When asked about the incident, Yahoo replied only with “Yahoo is a law abiding company, and complies with the laws of the United States.”
According to Reuters, it’s likely Yahoo wasn’t the only company that received this edict.
Experts said it was likely that the NSA or FBI had approached other Internet companies with the same demand, since they evidently did not know what email accounts were being used by the target.

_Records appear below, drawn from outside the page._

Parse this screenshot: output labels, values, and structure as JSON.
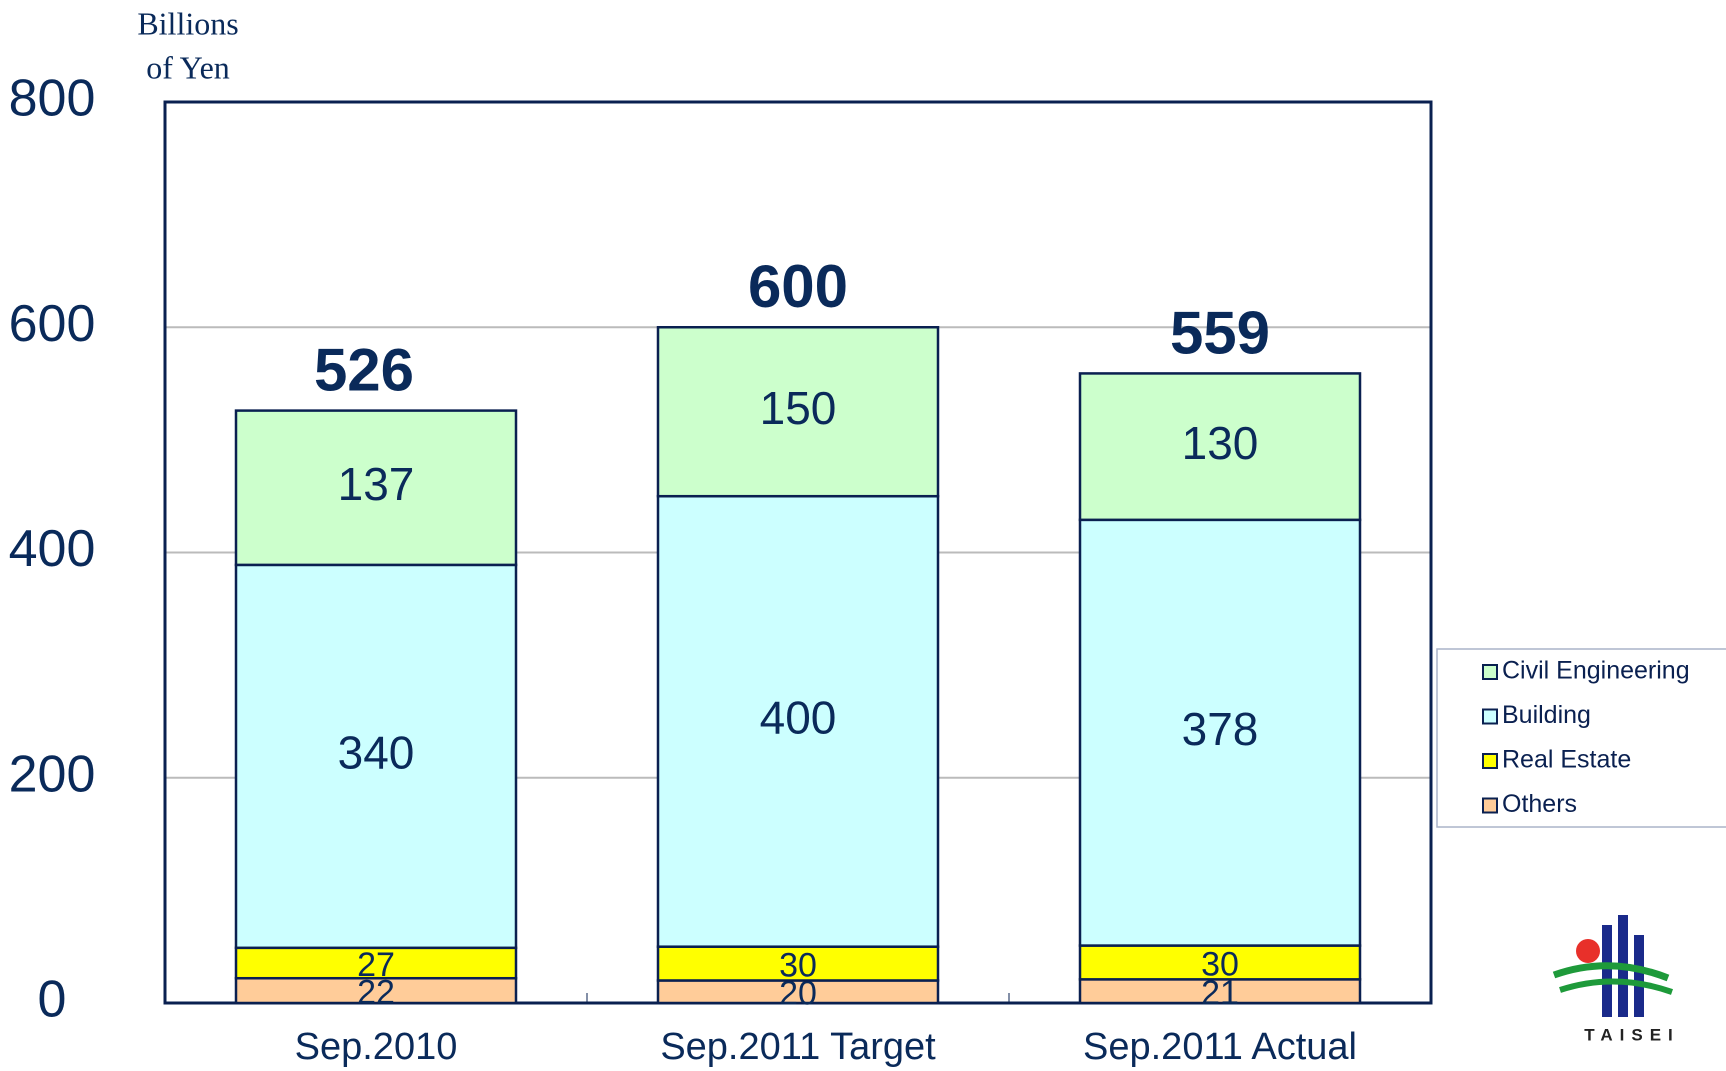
{
  "chart_data": {
    "type": "stacked_bar",
    "ylabel": [
      "Billions",
      "of Yen"
    ],
    "categories": [
      "Sep.2010",
      "Sep.2011 Target",
      "Sep.2011 Actual"
    ],
    "series": [
      {
        "name": "Others",
        "color": "#ffcc99",
        "values": [
          22,
          20,
          21
        ]
      },
      {
        "name": "Real Estate",
        "color": "#ffff00",
        "values": [
          27,
          30,
          30
        ]
      },
      {
        "name": "Building",
        "color": "#ccffff",
        "values": [
          340,
          400,
          378
        ]
      },
      {
        "name": "Civil Engineering",
        "color": "#ccffcc",
        "values": [
          137,
          150,
          130
        ]
      }
    ],
    "totals": [
      526,
      600,
      559
    ],
    "ylim": [
      0,
      800
    ],
    "yticks": [
      0,
      200,
      400,
      600,
      800
    ],
    "grid": true,
    "legend": "right",
    "logo_text": "TAISEI"
  }
}
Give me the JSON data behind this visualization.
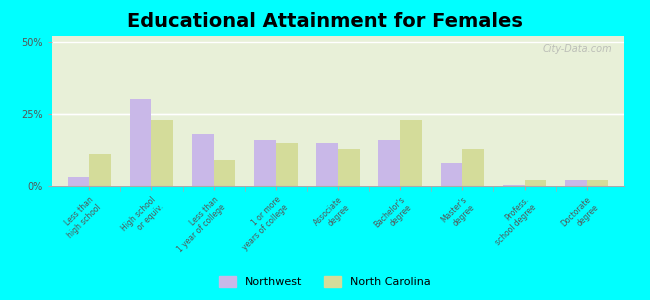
{
  "title": "Educational Attainment for Females",
  "categories": [
    "Less than\nhigh school",
    "High school\nor equiv.",
    "Less than\n1 year of college",
    "1 or more\nyears of college",
    "Associate\ndegree",
    "Bachelor's\ndegree",
    "Master's\ndegree",
    "Profess.\nschool degree",
    "Doctorate\ndegree"
  ],
  "northwest": [
    3.0,
    30.0,
    18.0,
    16.0,
    15.0,
    16.0,
    8.0,
    0.5,
    2.0
  ],
  "north_carolina": [
    11.0,
    23.0,
    9.0,
    15.0,
    13.0,
    23.0,
    13.0,
    2.0,
    2.0
  ],
  "northwest_color": "#c9b8e8",
  "nc_color": "#d4dc9a",
  "background_color": "#00ffff",
  "plot_bg_top": "#e8f0d8",
  "plot_bg_bottom": "#f5f8ee",
  "yticks": [
    0,
    25,
    50
  ],
  "ylim": [
    0,
    52
  ],
  "title_fontsize": 14,
  "watermark": "City-Data.com"
}
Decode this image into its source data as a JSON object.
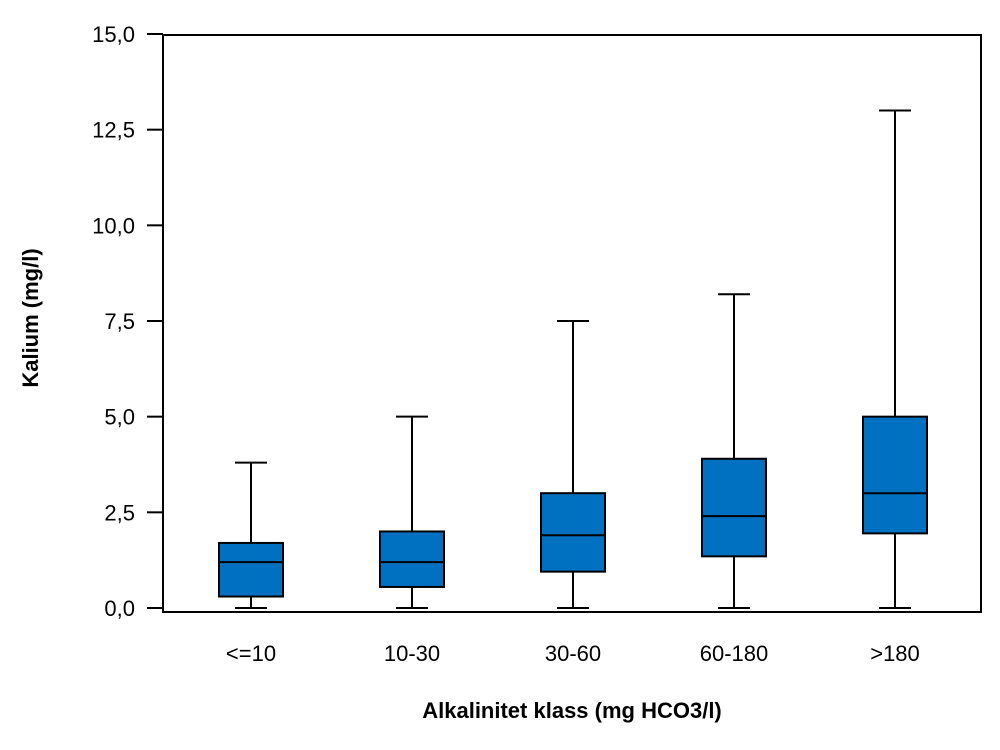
{
  "chart_data": {
    "type": "boxplot",
    "title": "",
    "xlabel": "Alkalinitet klass (mg HCO3/l)",
    "ylabel": "Kalium (mg/l)",
    "ylim": [
      0,
      15
    ],
    "yticks": [
      "0,0",
      "2,5",
      "5,0",
      "7,5",
      "10,0",
      "12,5",
      "15,0"
    ],
    "ytick_values": [
      0,
      2.5,
      5,
      7.5,
      10,
      12.5,
      15
    ],
    "categories": [
      "<=10",
      "10-30",
      "30-60",
      "60-180",
      ">180"
    ],
    "boxes": [
      {
        "category": "<=10",
        "min": 0.0,
        "q1": 0.3,
        "median": 1.2,
        "q3": 1.7,
        "max": 3.8
      },
      {
        "category": "10-30",
        "min": 0.0,
        "q1": 0.55,
        "median": 1.2,
        "q3": 2.0,
        "max": 5.0
      },
      {
        "category": "30-60",
        "min": 0.0,
        "q1": 0.95,
        "median": 1.9,
        "q3": 3.0,
        "max": 7.5
      },
      {
        "category": "60-180",
        "min": 0.0,
        "q1": 1.35,
        "median": 2.4,
        "q3": 3.9,
        "max": 8.2
      },
      {
        "category": ">180",
        "min": 0.0,
        "q1": 1.95,
        "median": 3.0,
        "q3": 5.0,
        "max": 13.0
      }
    ],
    "grid": false,
    "legend": "none",
    "colors": {
      "box_fill": "#0070c0",
      "stroke": "#000000"
    }
  }
}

The NSA usually makes requests for domestic surveillance through the FBI, so it is hard to know which agency is seeking the information.
According to Microsoft, while it did not clarify whether or not it had received a similar edict, it has said “We have never engaged in the secret scanning of email traffic like what has been reported today about Yahoo.”
This action by Marissa Mayer is actually a complete turnaround from here position in 2013, when the NSA was found to have been collecting data, and she and other CEOs from various online companies such as Facebook, Microsoft, et al, sent out a letter open letter together to denounce the government’s spying habits.
“[R]ecent revelations about government surveillance activities have shaken the trust of our users, and it is time for the United States government to act to restore the confidence of citizens around the world,” Yahoo’s CEO Marissa Meyer said.
It seems now, that Mayer and Yahoo are fully okay with the NSA snooping now.
To use a popular internet phrase, “delete your account.”